Senate bill could scrap this IRA strategy
Welcome to Retirement Scan, our daily roundup of retirement news your clients may be talking about.
Pending Senate bill could scrap this IRA strategy
A bill now pending in the Senate includes provisions that would scrap an IRA strategy that helps non-spouse beneficiaries save on taxes by spreading distributions from inherited accounts, according to a Fox Business article. Under the bill, non-spouse heirs would be required to drain the assets within 10 years after the owner’s death. An expert urges clients leaving money to reconsider their plans, warning they could be “be making the IRS your biggest beneficiary.”

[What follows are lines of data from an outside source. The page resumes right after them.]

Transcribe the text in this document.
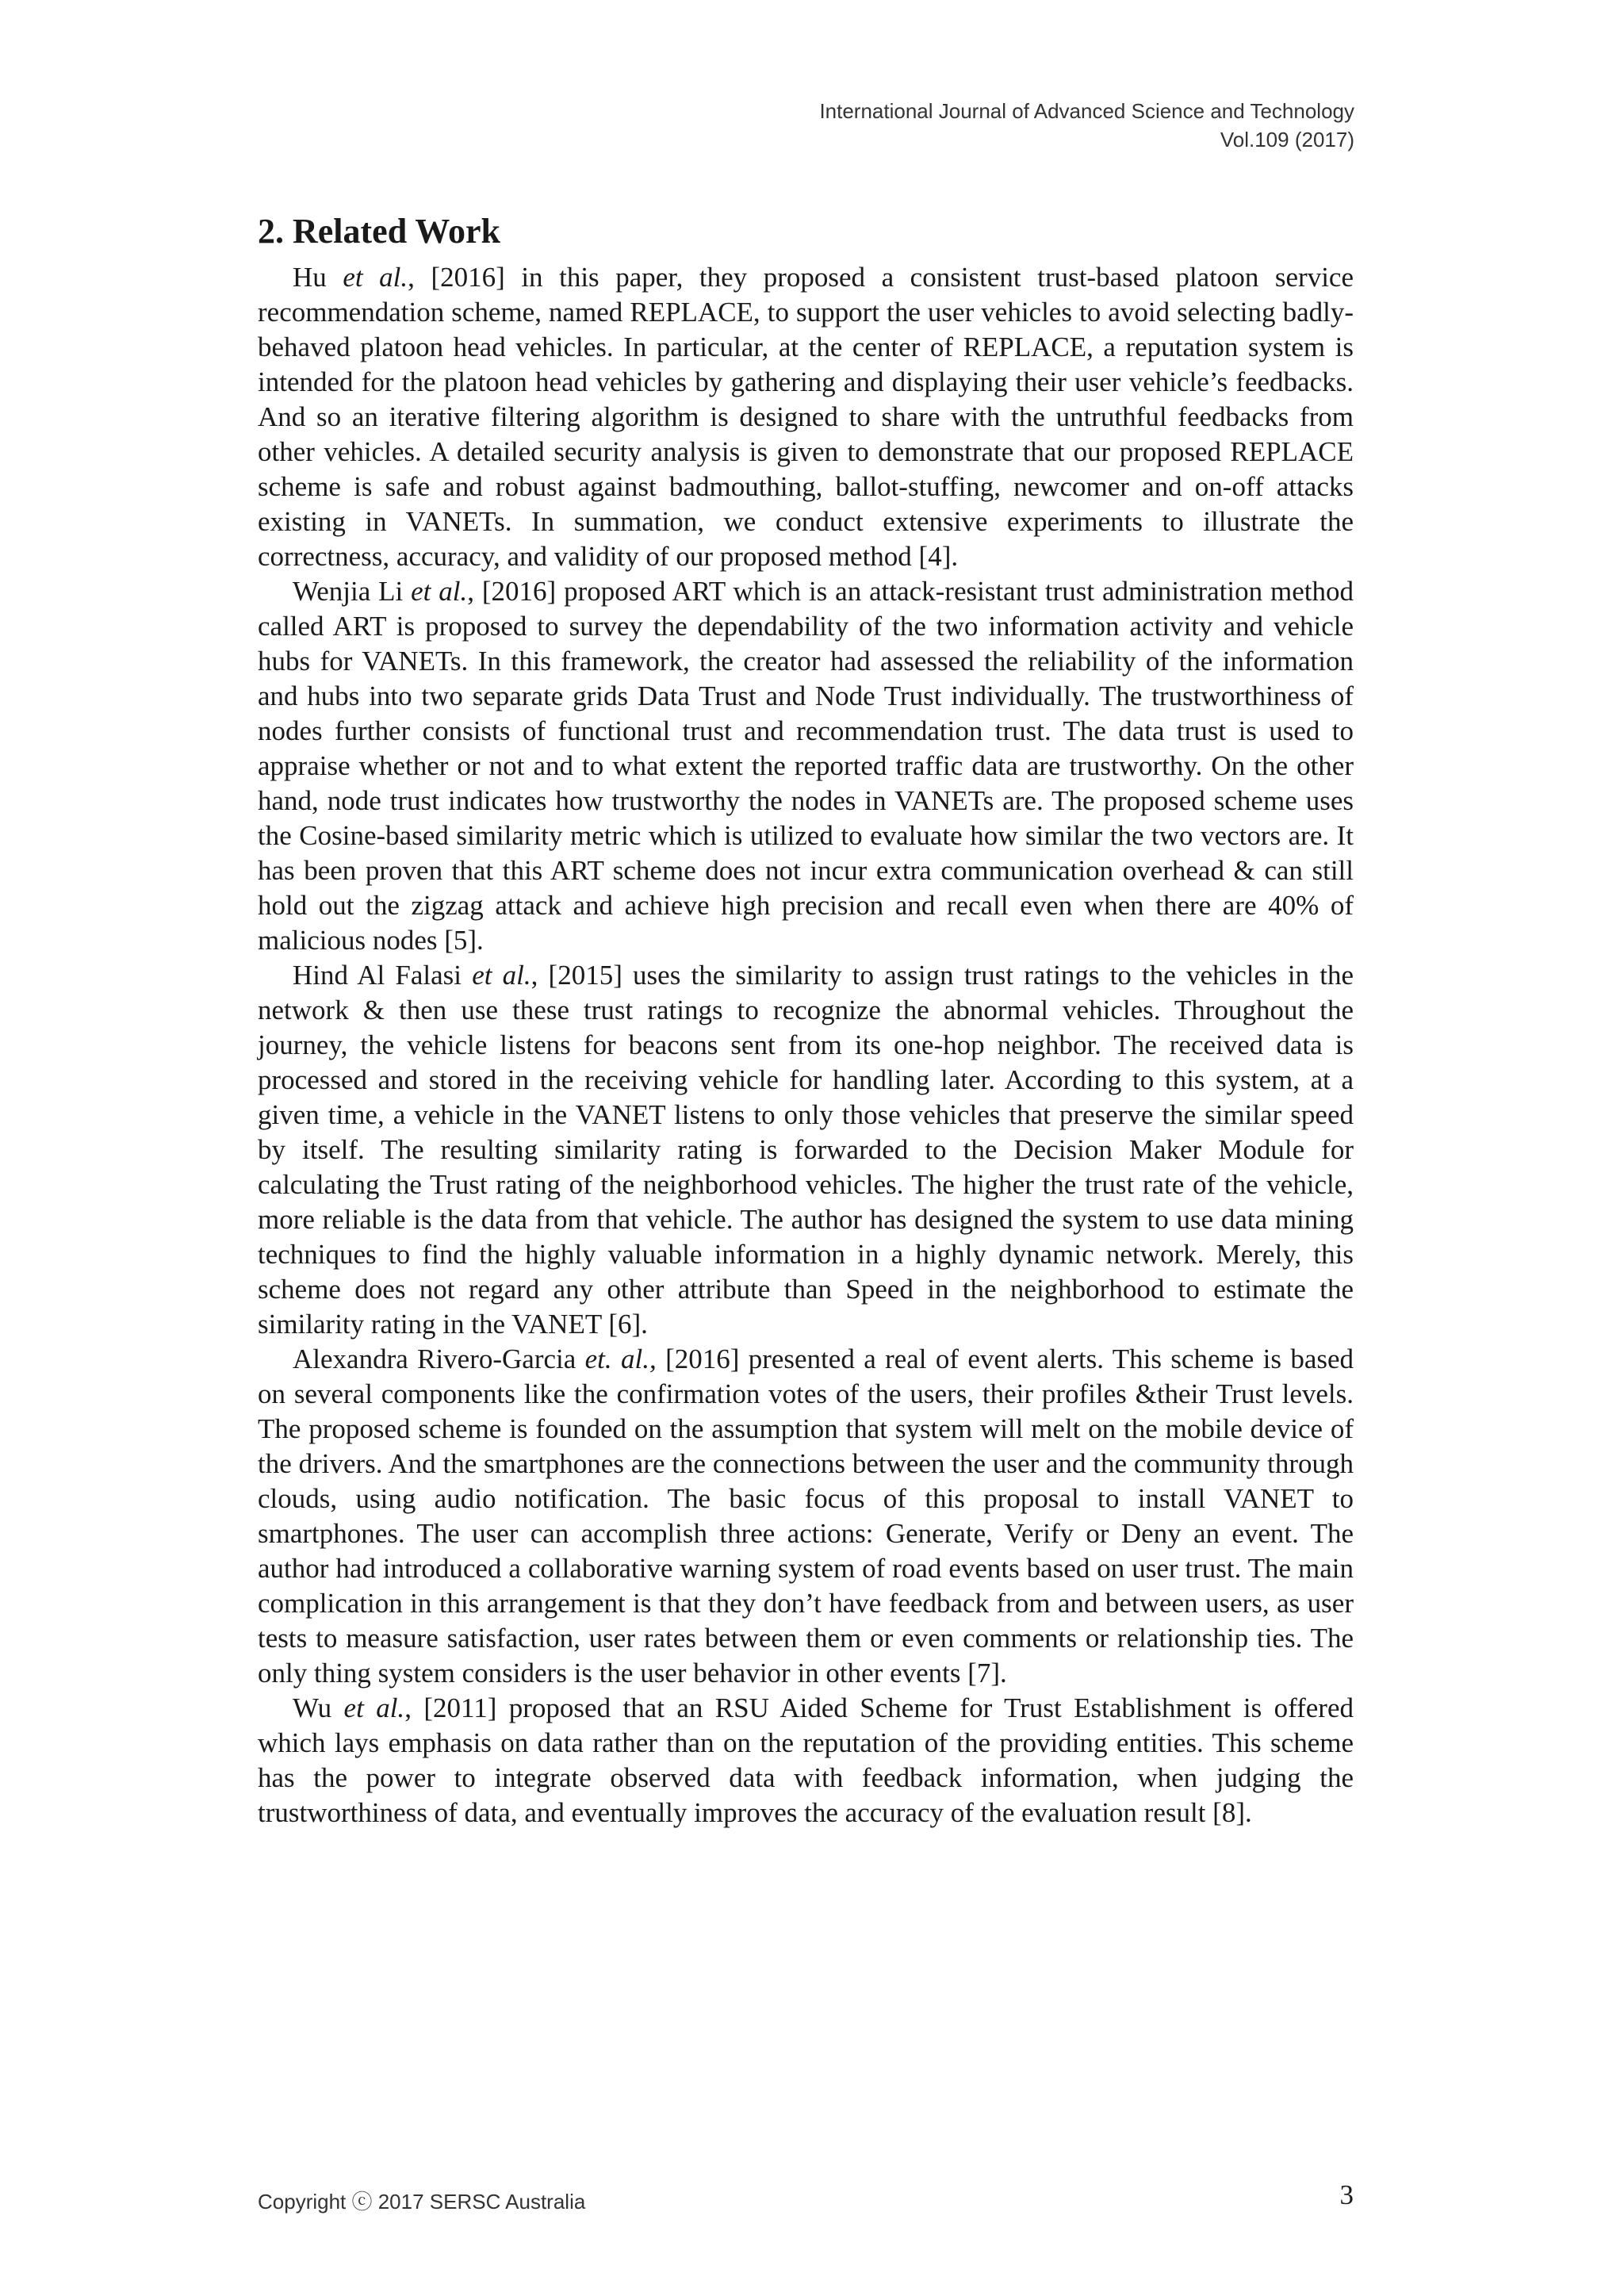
International Journal of Advanced Science and Technology
Vol.109 (2017)
2. Related Work

Hu et al., [2016] in this paper, they proposed a consistent trust-based platoon service recommendation scheme, named REPLACE, to support the user vehicles to avoid selecting badly-behaved platoon head vehicles. In particular, at the center of REPLACE, a reputation system is intended for the platoon head vehicles by gathering and displaying their user vehicle’s feedbacks. And so an iterative filtering algorithm is designed to share with the untruthful feedbacks from other vehicles. A detailed security analysis is given to demonstrate that our proposed REPLACE scheme is safe and robust against badmouthing, ballot-stuffing, newcomer and on-off attacks existing in VANETs. In summation, we conduct extensive experiments to illustrate the correctness, accuracy, and validity of our proposed method [4].

Wenjia Li et al., [2016] proposed ART which is an attack-resistant trust administration method called ART is proposed to survey the dependability of the two information activity and vehicle hubs for VANETs. In this framework, the creator had assessed the reliability of the information and hubs into two separate grids Data Trust and Node Trust individually. The trustworthiness of nodes further consists of functional trust and recommendation trust. The data trust is used to appraise whether or not and to what extent the reported traffic data are trustworthy. On the other hand, node trust indicates how trustworthy the nodes in VANETs are. The proposed scheme uses the Cosine-based similarity metric which is utilized to evaluate how similar the two vectors are. It has been proven that this ART scheme does not incur extra communication overhead & can still hold out the zigzag attack and achieve high precision and recall even when there are 40% of malicious nodes [5].

Hind Al Falasi et al., [2015] uses the similarity to assign trust ratings to the vehicles in the network & then use these trust ratings to recognize the abnormal vehicles. Throughout the journey, the vehicle listens for beacons sent from its one-hop neighbor. The received data is processed and stored in the receiving vehicle for handling later. According to this system, at a given time, a vehicle in the VANET listens to only those vehicles that preserve the similar speed by itself. The resulting similarity rating is forwarded to the Decision Maker Module for calculating the Trust rating of the neighborhood vehicles. The higher the trust rate of the vehicle, more reliable is the data from that vehicle. The author has designed the system to use data mining techniques to find the highly valuable information in a highly dynamic network. Merely, this scheme does not regard any other attribute than Speed in the neighborhood to estimate the similarity rating in the VANET [6].

Alexandra Rivero-Garcia et. al., [2016] presented a real of event alerts. This scheme is based on several components like the confirmation votes of the users, their profiles &their Trust levels. The proposed scheme is founded on the assumption that system will melt on the mobile device of the drivers. And the smartphones are the connections between the user and the community through clouds, using audio notification. The basic focus of this proposal to install VANET to smartphones. The user can accomplish three actions: Generate, Verify or Deny an event. The author had introduced a collaborative warning system of road events based on user trust. The main complication in this arrangement is that they don’t have feedback from and between users, as user tests to measure satisfaction, user rates between them or even comments or relationship ties. The only thing system considers is the user behavior in other events [7].

Wu et al., [2011] proposed that an RSU Aided Scheme for Trust Establishment is offered which lays emphasis on data rather than on the reputation of the providing entities. This scheme has the power to integrate observed data with feedback information, when judging the trustworthiness of data, and eventually improves the accuracy of the evaluation result [8].

Copyright ⓒ 2017 SERSC Australia	3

Are clients sabotaging their own retirement plans?
Just having a retirement account doesn’t cut it these days. Clients could in fact be putting their golden years at risk if they have not developed a real retirement plan, according to an article by Motley Fool. Their retirement plans could also be in jeopardy if they pay too much in investment fees in their 401(k) and other accounts. Taking early withdrawals is also a bad move, as the withdrawn amount could be subject to 10% penalty plus income tax.
4 strategies to increase Social Security benefits
Clients looking to maximize their Social Security benefits should work for at least 35 years and negotiate with their employer for bigger pay, according to an article by USA Today. Most seniors need somewhere in the ballpark of 70% to 80% of their former earnings to live comfortably. To get there, clients may want to consider delaying taking social security benefits and moving to a location with no state tax on the benefits. This would allow seniors to collect bigger benefit payouts.
How a Roth IRA could maximize clients' future benefits
Converting some assets in traditional 401(k)s and traditional IRAs into a Roth account is a great strategy to minimize required minimum distributions from traditional retirement accounts, according to Kiplinger. Experts say reducing RMDs will help retirees minimize taxable income and reduce the tax bite on Social Security benefits. Plus, now is a good time to get started due to low tax rates set by the 2017 tax law change.